The most interesting point is the steady rise in women students across these b-schools. The biggest jump is for Indian Institute of Management (IIM) Kozhikode where women comprise more than half the batch (53.1%, up from 27.3% last year). At IIM-A, IIM-C, Faculty of Management Studies (FMS) Delhi, and IIM-I female students form 21.6% 23.6%, 29%, 30.7% of the batch respectively, as opposed to corresponding figures of 16.8%, 11%, 18.6%, 16.3% last year. The only b-school where the trend is reversed is Indian Institute of Foreign Trade, New Delhi where women have gone down from 23% to 15%.

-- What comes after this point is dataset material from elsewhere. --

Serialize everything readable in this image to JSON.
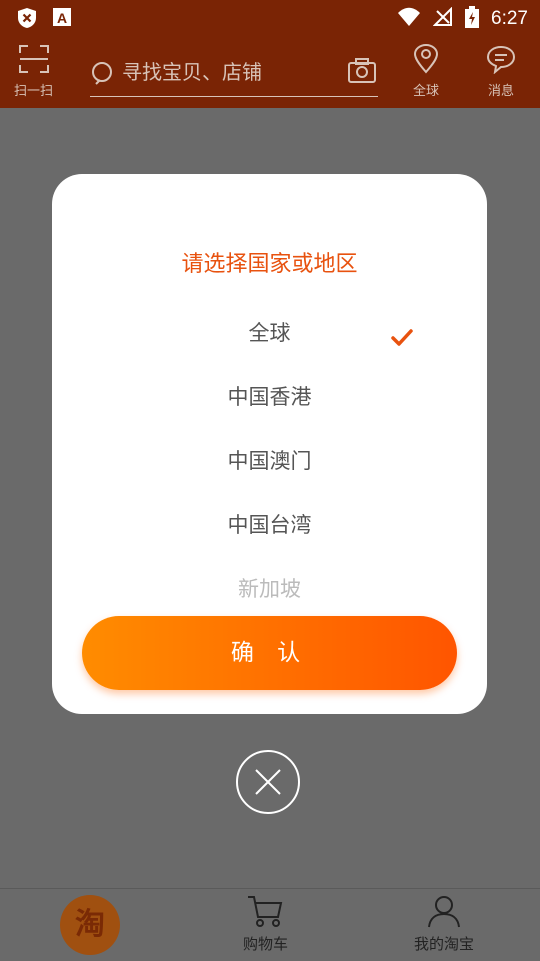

Now, why this happens. The biggest gainer, IIM-K is also the biggest donor with 5 marks being awarded to women candidates. This puts the women candidates applying to IIM-K at a big advantage. IIM-C offers 3 marks while IIM-L awards 2 additional marks for gender diversity. Since IIM-A has not disclosed the weightage of attributes under the 70% PI component, one cannot pinpoint at the cause for increase in female students. But the surge seems to suggest that there was a conscious effort from the interview panel to be more gender sensitive. At IIM-I, CAT scores are only used as cut-off and not accounted for later. Perhaps, therein lies the reason for more female candidates getting through. Traditionally, men have dominated the list of high CAT scorers.
For all the talk of academic diversity, engineers continue to dominate with close to 90% composition across b-schools. IIM-B, XLRI and IIFT saw an increase in the number of engineers by a few percentage points. IIM-C and IIM-K saw the number of engineers come down by close to 4 percentage points. At SP Jain Institute of Management and Research (SPJIMR) Mumbai, the number of engineers came down from 85% to 80.8% of the batch.
IIM-B’s admission criteria rewards rigour, something engineers are better at than non-engineers. Higher emphasis on entrance exam scores at XLRI and IIFT possibly justifies the increase in engineers. At IIM-I, no emphasis on CAT scores after the initial screening tilts the scales towards non-engineers whereas lack of sectional cut-offs favours non-engineers at IIM-K. At SPJIMR, increased focus on profiles gives a more level playing field to non-engineers.
IIM-A recently changed its admission criteria to bring in more non-engineering students next year. Whether tweaks like these will helping b-schools achieve the required balance remains to be seen. For now it seems like a rainbow chase.